Architect Héctor Romero García from the studio Volteo Interiorismo designs a new retail concept based on new technology and the user experience.
This original proposal reached the final of the awards in the Future Design Professionals category because of its dynamic use of PORCELANOSA Group collections.
The stationery stores of the future won’t only sell notebooks, paper, magazines, textbooks, and pens; but also software, architecture manuals, freshly made coffee, and 3D programmes. This is the vision of Héctor Romero from Volteo Interiorismo architecture studio (Madrid) in his project entitled Tech Stationer’s. An original concept that reached the final of the Twelfth PORCELANOSA Group Awards in the Future Design Professionals category.
“This is a retail space for the sale of technical and specialist materials for architects, interior designers, engineers, and students of these disciplines. For this reason, the various zones have been delimited by the type of line typically used to zone spaces, with coloured LEDs embedded in the flooring and ceiling”, Romero explains.
Futurist, product-based design
The design for the project incorporates some of PORCELANOSA Group’s most innovative materials, such as ceramic flooring and tiles from Venis, laminate flooring by L’Antic Colonial, Krion™ mineral compact, Noken taps, and Butech construction solutions. “It was about giving shape to a creative process led design, with product-based interior design”, the creator of the project explains.
Under this premise, Romero brought his concept to life with Maker Smoke Texture tiling from Urbatek, used as flooring throughout, together with Metropolitan Antracita by Venis. This collection, used in the cafe, takes inspiration from the chromatic turns of cement, where its brilliance and vitality lend a greater sense of amplitude and luminosity to spaces.

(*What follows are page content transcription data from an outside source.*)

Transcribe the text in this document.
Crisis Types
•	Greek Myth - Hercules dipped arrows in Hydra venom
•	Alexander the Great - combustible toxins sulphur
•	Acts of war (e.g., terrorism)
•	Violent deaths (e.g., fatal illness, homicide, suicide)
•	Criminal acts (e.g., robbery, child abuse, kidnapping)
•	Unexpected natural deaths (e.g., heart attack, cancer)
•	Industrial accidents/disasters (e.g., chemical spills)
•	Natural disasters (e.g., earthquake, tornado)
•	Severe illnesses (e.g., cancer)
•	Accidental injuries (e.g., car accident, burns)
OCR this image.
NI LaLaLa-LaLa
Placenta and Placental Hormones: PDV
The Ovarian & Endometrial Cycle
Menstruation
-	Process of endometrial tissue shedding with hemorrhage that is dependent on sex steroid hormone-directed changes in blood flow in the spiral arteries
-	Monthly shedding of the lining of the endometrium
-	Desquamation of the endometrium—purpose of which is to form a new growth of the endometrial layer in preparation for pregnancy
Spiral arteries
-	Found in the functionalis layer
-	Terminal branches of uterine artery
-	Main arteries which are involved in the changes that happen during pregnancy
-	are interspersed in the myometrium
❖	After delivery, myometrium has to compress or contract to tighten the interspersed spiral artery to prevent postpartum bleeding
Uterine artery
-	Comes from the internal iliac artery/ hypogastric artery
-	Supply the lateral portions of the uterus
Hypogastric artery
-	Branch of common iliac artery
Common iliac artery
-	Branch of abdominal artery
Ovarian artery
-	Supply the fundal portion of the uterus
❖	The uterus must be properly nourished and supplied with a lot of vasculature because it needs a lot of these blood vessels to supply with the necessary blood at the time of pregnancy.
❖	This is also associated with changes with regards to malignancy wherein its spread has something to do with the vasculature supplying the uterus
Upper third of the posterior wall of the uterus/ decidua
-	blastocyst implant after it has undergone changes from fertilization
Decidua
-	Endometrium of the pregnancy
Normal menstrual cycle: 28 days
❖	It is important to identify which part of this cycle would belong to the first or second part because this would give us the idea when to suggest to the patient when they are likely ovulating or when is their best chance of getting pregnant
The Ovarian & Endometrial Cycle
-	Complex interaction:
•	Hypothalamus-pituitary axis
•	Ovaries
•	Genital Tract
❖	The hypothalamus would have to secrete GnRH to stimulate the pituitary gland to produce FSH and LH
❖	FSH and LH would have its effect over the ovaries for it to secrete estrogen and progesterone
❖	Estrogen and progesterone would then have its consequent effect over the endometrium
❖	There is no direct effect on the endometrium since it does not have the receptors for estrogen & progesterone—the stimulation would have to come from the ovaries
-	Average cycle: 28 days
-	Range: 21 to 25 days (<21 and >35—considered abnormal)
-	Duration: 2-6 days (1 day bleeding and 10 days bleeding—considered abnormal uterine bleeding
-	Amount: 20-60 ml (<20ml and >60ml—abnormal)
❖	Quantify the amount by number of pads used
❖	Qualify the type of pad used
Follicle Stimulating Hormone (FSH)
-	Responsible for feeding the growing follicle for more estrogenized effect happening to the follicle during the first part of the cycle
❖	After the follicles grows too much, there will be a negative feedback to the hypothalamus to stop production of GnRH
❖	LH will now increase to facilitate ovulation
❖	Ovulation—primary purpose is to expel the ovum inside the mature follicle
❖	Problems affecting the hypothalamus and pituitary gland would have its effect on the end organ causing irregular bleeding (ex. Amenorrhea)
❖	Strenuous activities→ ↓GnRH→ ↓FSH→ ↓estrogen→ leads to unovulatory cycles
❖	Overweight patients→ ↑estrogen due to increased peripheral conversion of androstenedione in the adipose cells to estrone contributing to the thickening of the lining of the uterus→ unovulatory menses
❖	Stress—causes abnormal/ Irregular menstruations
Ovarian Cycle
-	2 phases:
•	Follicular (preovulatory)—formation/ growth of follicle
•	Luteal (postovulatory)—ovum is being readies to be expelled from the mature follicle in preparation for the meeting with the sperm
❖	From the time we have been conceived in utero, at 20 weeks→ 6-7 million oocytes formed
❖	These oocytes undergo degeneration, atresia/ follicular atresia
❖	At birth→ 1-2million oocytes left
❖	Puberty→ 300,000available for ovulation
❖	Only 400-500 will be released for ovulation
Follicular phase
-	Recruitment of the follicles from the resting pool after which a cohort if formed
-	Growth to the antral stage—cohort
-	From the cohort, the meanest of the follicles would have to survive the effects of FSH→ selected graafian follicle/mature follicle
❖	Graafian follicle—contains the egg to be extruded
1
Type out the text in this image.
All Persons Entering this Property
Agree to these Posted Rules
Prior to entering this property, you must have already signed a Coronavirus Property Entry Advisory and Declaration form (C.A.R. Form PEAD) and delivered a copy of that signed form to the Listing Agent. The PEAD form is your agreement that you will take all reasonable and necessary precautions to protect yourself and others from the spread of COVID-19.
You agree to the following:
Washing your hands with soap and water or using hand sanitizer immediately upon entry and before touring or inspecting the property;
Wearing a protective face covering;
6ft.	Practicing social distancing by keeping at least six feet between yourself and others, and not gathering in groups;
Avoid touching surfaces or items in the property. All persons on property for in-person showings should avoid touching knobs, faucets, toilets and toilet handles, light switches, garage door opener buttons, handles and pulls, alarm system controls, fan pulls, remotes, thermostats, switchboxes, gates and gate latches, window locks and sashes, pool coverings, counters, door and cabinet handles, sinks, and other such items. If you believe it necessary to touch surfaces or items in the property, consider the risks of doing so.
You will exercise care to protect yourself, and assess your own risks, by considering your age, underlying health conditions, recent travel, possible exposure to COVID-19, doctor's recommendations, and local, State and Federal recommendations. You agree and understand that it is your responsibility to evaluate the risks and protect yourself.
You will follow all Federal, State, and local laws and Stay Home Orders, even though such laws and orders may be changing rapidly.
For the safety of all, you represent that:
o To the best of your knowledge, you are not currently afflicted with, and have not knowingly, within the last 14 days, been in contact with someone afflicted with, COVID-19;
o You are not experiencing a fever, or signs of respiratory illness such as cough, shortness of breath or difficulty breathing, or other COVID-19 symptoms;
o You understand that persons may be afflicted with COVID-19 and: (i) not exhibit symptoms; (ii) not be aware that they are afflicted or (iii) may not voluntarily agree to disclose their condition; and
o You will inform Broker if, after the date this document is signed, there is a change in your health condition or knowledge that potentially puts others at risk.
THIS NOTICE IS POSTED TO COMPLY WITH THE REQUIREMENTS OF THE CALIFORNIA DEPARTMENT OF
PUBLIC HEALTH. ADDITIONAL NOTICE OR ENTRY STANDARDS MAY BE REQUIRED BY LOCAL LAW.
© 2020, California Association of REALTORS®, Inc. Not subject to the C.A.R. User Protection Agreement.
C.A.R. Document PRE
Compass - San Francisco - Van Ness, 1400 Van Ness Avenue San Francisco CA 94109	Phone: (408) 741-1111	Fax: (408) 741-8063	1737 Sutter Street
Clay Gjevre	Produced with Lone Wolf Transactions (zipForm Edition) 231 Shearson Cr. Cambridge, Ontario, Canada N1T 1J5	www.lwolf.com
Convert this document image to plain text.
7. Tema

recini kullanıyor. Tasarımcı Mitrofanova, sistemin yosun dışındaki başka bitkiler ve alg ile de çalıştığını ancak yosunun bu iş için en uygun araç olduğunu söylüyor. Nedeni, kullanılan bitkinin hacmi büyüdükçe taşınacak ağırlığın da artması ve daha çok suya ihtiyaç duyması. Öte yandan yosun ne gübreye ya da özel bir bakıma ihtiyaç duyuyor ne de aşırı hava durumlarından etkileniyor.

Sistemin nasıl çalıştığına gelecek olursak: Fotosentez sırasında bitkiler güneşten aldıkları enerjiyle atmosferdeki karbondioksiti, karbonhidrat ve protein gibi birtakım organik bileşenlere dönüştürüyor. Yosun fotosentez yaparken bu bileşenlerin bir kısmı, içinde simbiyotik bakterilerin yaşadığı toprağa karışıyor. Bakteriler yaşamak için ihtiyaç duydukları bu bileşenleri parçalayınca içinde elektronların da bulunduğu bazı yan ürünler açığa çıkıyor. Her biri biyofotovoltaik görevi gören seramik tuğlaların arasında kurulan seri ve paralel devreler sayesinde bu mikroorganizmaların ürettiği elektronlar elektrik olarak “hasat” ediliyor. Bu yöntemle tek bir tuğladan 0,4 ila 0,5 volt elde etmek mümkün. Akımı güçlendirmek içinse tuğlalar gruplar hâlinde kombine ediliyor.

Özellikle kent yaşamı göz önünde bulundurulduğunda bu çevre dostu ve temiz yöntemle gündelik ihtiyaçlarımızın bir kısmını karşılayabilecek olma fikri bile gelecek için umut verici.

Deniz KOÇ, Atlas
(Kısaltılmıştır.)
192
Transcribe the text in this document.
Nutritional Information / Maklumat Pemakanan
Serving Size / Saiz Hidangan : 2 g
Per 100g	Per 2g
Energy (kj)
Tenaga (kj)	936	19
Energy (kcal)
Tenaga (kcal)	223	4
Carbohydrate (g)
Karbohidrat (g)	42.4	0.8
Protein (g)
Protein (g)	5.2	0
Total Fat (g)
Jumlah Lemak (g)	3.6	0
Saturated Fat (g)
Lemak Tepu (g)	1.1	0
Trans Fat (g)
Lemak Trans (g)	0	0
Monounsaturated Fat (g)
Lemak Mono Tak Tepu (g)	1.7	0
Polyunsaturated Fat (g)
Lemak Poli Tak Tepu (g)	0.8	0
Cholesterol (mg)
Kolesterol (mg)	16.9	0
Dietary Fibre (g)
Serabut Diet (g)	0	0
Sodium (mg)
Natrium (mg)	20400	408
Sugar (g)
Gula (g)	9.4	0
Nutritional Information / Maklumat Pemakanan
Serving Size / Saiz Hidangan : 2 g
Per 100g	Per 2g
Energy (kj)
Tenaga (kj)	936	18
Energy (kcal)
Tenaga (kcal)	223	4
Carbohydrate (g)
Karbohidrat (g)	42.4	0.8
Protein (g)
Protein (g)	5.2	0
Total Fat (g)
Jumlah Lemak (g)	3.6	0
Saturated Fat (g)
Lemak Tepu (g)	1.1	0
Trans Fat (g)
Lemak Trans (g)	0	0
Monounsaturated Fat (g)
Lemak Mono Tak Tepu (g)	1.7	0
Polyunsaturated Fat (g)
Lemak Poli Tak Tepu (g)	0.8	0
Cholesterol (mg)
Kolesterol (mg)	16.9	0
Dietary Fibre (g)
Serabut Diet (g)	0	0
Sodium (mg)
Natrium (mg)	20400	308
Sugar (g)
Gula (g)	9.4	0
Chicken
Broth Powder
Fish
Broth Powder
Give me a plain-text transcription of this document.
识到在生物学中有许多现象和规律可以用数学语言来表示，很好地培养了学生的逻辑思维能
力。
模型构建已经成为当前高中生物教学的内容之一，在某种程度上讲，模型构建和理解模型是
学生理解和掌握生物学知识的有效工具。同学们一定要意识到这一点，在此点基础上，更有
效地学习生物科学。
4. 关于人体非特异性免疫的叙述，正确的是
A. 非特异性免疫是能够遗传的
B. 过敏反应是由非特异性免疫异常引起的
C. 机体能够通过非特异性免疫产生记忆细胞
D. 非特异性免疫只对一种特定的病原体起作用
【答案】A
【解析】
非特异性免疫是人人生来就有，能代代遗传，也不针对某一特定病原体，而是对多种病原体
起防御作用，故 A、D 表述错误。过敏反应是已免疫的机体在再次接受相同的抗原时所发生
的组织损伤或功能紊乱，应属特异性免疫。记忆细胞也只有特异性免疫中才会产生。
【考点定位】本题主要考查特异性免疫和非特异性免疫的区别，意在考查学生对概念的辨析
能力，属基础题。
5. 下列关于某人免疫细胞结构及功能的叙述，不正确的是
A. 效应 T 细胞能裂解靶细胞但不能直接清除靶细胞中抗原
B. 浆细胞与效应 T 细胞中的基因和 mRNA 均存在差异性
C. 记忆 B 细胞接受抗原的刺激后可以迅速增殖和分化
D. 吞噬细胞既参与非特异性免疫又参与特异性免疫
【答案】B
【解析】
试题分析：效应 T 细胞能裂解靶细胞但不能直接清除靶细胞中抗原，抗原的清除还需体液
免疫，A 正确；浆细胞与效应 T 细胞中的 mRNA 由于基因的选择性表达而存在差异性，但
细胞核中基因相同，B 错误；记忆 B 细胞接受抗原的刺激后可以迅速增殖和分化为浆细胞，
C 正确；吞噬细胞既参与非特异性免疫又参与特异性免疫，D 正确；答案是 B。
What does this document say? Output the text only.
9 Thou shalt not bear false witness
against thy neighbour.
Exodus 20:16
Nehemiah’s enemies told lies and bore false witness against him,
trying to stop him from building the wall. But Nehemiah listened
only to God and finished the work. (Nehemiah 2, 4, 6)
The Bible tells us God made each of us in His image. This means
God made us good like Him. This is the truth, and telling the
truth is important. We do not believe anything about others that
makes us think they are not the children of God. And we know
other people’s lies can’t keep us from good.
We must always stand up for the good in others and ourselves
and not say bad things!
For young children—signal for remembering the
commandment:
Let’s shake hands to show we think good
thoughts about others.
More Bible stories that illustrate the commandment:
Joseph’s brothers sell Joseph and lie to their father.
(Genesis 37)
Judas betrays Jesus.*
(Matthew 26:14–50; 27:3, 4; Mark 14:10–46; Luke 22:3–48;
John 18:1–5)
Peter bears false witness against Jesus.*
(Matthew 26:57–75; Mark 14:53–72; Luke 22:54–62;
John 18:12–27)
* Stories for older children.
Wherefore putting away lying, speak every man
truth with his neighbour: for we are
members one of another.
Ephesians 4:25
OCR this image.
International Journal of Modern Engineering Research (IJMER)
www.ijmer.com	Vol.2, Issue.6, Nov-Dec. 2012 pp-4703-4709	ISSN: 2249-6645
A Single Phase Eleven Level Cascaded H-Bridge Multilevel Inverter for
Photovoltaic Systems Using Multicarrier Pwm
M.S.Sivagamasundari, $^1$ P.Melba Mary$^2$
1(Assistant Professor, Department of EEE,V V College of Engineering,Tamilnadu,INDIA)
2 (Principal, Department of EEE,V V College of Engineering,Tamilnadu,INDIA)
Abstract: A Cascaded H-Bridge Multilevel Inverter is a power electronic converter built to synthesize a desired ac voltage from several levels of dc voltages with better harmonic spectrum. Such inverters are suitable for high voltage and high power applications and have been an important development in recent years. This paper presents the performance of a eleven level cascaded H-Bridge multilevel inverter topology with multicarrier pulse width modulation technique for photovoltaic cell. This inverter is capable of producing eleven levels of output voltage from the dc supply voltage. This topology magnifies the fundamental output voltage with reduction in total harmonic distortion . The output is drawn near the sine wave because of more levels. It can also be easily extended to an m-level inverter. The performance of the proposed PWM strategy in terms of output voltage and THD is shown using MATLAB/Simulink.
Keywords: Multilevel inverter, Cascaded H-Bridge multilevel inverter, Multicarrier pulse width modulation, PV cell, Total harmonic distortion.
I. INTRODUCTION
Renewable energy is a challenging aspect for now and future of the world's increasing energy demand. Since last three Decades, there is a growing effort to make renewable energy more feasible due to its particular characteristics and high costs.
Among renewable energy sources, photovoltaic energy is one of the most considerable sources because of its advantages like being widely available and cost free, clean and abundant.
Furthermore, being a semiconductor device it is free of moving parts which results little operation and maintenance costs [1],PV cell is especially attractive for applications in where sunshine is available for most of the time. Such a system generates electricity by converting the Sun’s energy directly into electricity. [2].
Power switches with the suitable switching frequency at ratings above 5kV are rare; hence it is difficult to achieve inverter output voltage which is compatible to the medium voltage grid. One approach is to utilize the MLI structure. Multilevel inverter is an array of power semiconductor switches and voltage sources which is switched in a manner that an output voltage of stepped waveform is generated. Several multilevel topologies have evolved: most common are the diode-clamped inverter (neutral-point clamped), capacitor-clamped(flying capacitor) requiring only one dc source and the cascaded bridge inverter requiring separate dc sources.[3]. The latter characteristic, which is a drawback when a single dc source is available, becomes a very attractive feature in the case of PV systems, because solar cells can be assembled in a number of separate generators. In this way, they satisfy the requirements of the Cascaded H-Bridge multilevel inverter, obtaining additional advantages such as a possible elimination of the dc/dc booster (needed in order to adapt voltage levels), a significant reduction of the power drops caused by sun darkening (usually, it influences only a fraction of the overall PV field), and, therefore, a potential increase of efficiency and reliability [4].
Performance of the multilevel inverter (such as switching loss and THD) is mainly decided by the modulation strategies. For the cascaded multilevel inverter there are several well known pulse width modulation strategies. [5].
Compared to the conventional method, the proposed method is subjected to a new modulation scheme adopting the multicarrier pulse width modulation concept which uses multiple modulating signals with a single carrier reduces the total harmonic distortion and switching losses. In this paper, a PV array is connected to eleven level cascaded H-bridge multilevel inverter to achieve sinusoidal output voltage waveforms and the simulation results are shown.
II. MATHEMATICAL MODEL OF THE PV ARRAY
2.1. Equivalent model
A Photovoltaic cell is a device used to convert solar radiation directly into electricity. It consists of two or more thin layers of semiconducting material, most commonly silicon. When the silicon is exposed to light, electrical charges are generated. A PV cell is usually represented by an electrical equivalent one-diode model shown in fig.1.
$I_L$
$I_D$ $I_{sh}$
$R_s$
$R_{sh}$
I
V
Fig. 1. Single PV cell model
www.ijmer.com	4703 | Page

This uninterrupted design continues into the bathroom, with AC5 Cement 1L Dark by L’Antic Colonial. The laminate flooring has a cement look finish and is perfect for wet or high transit spaces due to its resistance, strength, and simplicity. Its grey tone matches each of the room’s tiling perfectly, where the architect opted for the Metropolitan Antracita collection from Venis and Maker Smoke Texture by Urbatek.
The bathroom also features Next taps from Noken, which in turn balance the Lounge sanitary fittings, an exclusive collection created for the firm by Italian architect Simone Micheli.
The ceilings feature Steel Micro and Steel Grid panels from Butech with black profiles.
Façades and furnishings with Krion™
The bar gives access to the kitchen, with model E2.70 Cement grout – Lime grout/E3.00 Gris Carbon Ghost from Gamadecor presiding over the space.
A retail concept by, and for design.